My mom was about eight years too early — I was a good, church-going kid in those days. The same cannot be said now. For all the energy my mom poured into those lessons, for all the awkwardness she must have felt, I retained almost none of it. Still, her worst fears never materialized. I’ve managed to stay alive and out of jail. We’ll have to wait and see about hell.
She had two cardinal rules, and they both centered on the internet. Her intentions were good — this was the mid-2000s, and to almost everyone, the internet seemed like a dangerous Wild West populated by pedophiles, sexual perverts and scammers. Myspace was the reigning social media site, so you can imagine the confusion.
Rule No. 1: No porn.
My parents had strict content blocks on the family computers, but combine the internet’s brazenness with the ingenuity of a horny teenager, and things happen.

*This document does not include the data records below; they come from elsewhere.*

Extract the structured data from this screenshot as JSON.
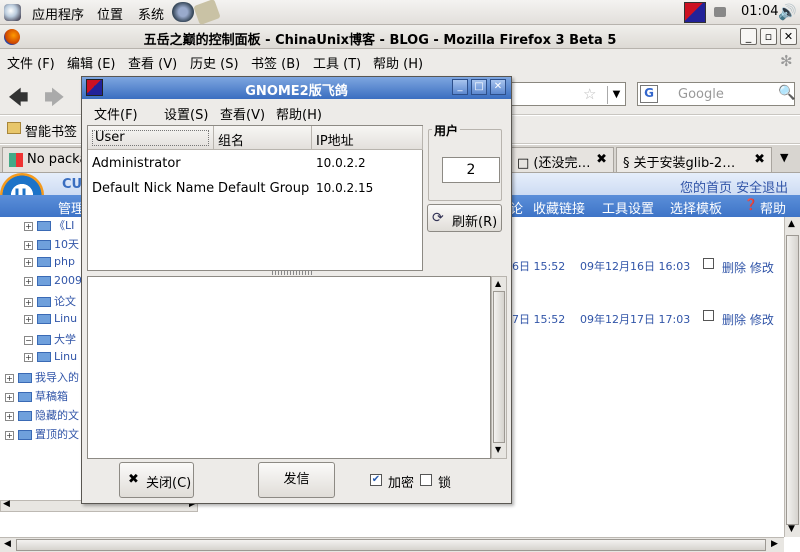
{
  "panel": {
    "menus": [
      "应用程序",
      "位置",
      "系统"
    ],
    "clock": "01:04"
  },
  "firefox": {
    "title": "五岳之巅的控制面板 -  ChinaUnix博客 -  BLOG - Mozilla Firefox 3 Beta 5",
    "menus": [
      "文件 (F)",
      "编辑 (E)",
      "查看 (V)",
      "历史 (S)",
      "书签 (B)",
      "工具 (T)",
      "帮助 (H)"
    ],
    "search_placeholder": "Google",
    "bookmark": "智能书签",
    "tabs": [
      {
        "label": "No packa"
      },
      {
        "label": "□ (还没完…"
      },
      {
        "label": "关于安装glib-2…"
      }
    ]
  },
  "web": {
    "site_logo": "CU",
    "top_right": "您的首页 安全退出",
    "nav_left": "管理",
    "nav_links": [
      "论",
      "收藏链接",
      "工具设置",
      "选择模板",
      "帮助"
    ],
    "tree": [
      {
        "label": "《LI"
      },
      {
        "label": "10天"
      },
      {
        "label": "php"
      },
      {
        "label": "2009"
      },
      {
        "label": "论文"
      },
      {
        "label": "Linu"
      },
      {
        "label": "大学"
      },
      {
        "label": "Linu"
      },
      {
        "label": "我导入的"
      },
      {
        "label": "草稿箱"
      },
      {
        "label": "隐藏的文"
      },
      {
        "label": "置顶的文"
      }
    ],
    "rows": [
      {
        "date1": "6日 15:52",
        "date2": "09年12月16日 16:03",
        "actions": "删除 修改"
      },
      {
        "date1": "7日 15:52",
        "date2": "09年12月17日 17:03",
        "actions": "删除 修改"
      }
    ]
  },
  "dialog": {
    "title": "GNOME2版飞鸽",
    "menus": [
      "文件(F)",
      "设置(S)",
      "查看(V)",
      "帮助(H)"
    ],
    "columns": [
      "User",
      "组名",
      "IP地址"
    ],
    "users": [
      {
        "user": "Administrator",
        "group": "",
        "ip": "10.0.2.2"
      },
      {
        "user": "Default Nick Name",
        "group": "Default Group",
        "ip": "10.0.2.15"
      }
    ],
    "users_label": "用户",
    "user_count": "2",
    "refresh_label": "刷新(R)",
    "close_label": "关闭(C)",
    "send_label": "发信",
    "encrypt_label": "加密",
    "encrypt_checked": true,
    "lock_label": "锁",
    "lock_checked": false
  }
}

Rule No. 2: Never meet strangers from the internet. Don’t talk to strangers on the internet.
My 12-year-old-self balked. Why would I ever meet someone from the internet? I failed to consider the obvious — sex.
I remember the first time I broke that second rule. And I don’t mean for coffee, or a walk through the museum, those unfortunate first dates. I mean going to someone’s house, the real possibility of danger, of never returning, of being dragged to some bleak dungeon. My mom’s worst nightmare.

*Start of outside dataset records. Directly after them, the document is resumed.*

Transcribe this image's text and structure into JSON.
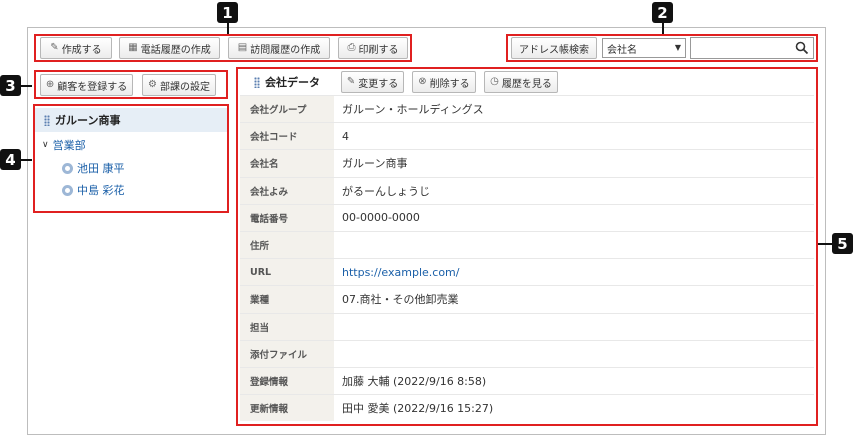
{
  "toolbar": {
    "create": "作成する",
    "phone_history": "電話履歴の作成",
    "visit_history": "訪問履歴の作成",
    "print": "印刷する"
  },
  "address_search": {
    "button": "アドレス帳検索",
    "select_value": "会社名",
    "query": ""
  },
  "left_actions": {
    "register_customer": "顧客を登録する",
    "department_settings": "部課の設定"
  },
  "tree": {
    "company": "ガルーン商事",
    "department": "営業部",
    "members": [
      "池田 康平",
      "中島 彩花"
    ]
  },
  "company_panel": {
    "title": "会社データ",
    "edit": "変更する",
    "delete": "削除する",
    "history": "履歴を見る"
  },
  "fields": [
    {
      "label": "会社グループ",
      "value": "ガルーン・ホールディングス"
    },
    {
      "label": "会社コード",
      "value": "4"
    },
    {
      "label": "会社名",
      "value": "ガルーン商事"
    },
    {
      "label": "会社よみ",
      "value": "がるーんしょうじ"
    },
    {
      "label": "電話番号",
      "value": "00-0000-0000"
    },
    {
      "label": "住所",
      "value": ""
    },
    {
      "label": "URL",
      "value": "https://example.com/"
    },
    {
      "label": "業種",
      "value": "07.商社・その他卸売業"
    },
    {
      "label": "担当",
      "value": ""
    },
    {
      "label": "添付ファイル",
      "value": ""
    },
    {
      "label": "登録情報",
      "value": "加藤 大輔 (2022/9/16 8:58)"
    },
    {
      "label": "更新情報",
      "value": "田中 愛美 (2022/9/16 15:27)"
    }
  ],
  "callouts": [
    "1",
    "2",
    "3",
    "4",
    "5"
  ],
  "colors": {
    "highlight": "#e02020",
    "link": "#1a5fa8",
    "label_bg": "#f3f1ec",
    "tree_head_bg": "#e6eef6"
  }
}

Fittingly, it was in San Diego — I was briefly back from college for summer. My mom was in New York City, and I had unfettered access to a car. I was lying on the couch. The Food Network mumbled in the background while I stared at my phone. I mindlessly scrolled through Instagram, then mindlessly swiped through Tinder. Shawn was 6’3”, blond, 22, muscular, very boy-next-door. I swiped right.
The first message came almost immediately. “Hey.”
“Hey what’s up?” I said — the forced niceties of online dating.
“Just looking for some ass.”
“Oh, you tryna fuck?” I don’t know why I talk like this online. I am just as horrified rereading these messages as you are.
He lived in College Heights, I lived in Encinitas, and if you aren’t familiar with the particular geography of San Diego County, those places are not remotely close to each other. I ran upstairs to brush my teeth, ran back downstairs and drove off in my mom’s Subaru Outback.
“I’ll be there in 35 minutes.”
The 805 freeway is one of my least favorites. It’s a tributary of the 5, and it snakes along San Diego, past generic business parks and hills dotted with dull shrubbery. It is unusually dark at night — you strain to see where it bends and dips. My heart was beating fast, my blood racing through my veins as I sped down the highway. What the fuck am I doing? Meanwhile, my mom’s words repeated in my head. “Never meet strangers from the internet.”
The address led me to a one-story ranch house on a quiet, eclectic street. I paused in the car outside, dimmed the headlights, took a couple of deep breaths before heading to the door. I rung the doorbell. A man answers, 6’3”, blonde, 22 — exactly as promised.
I am aware that this all could have gone differently. There is no guarantee of safety when you go to a new place and meet a new person just to hook up, but we’ve normalized this behavior. Hypothetically, we all should take our own safety with the seriousness of my mom in those early days of the internet. Then again, the internet is no longer a confusing alien landscape; it’s changed, modernized, adapted. I’ve changed along with it, or maybe because of it.
That night was some of the best sex I’ve ever had. So much for mom’s rules.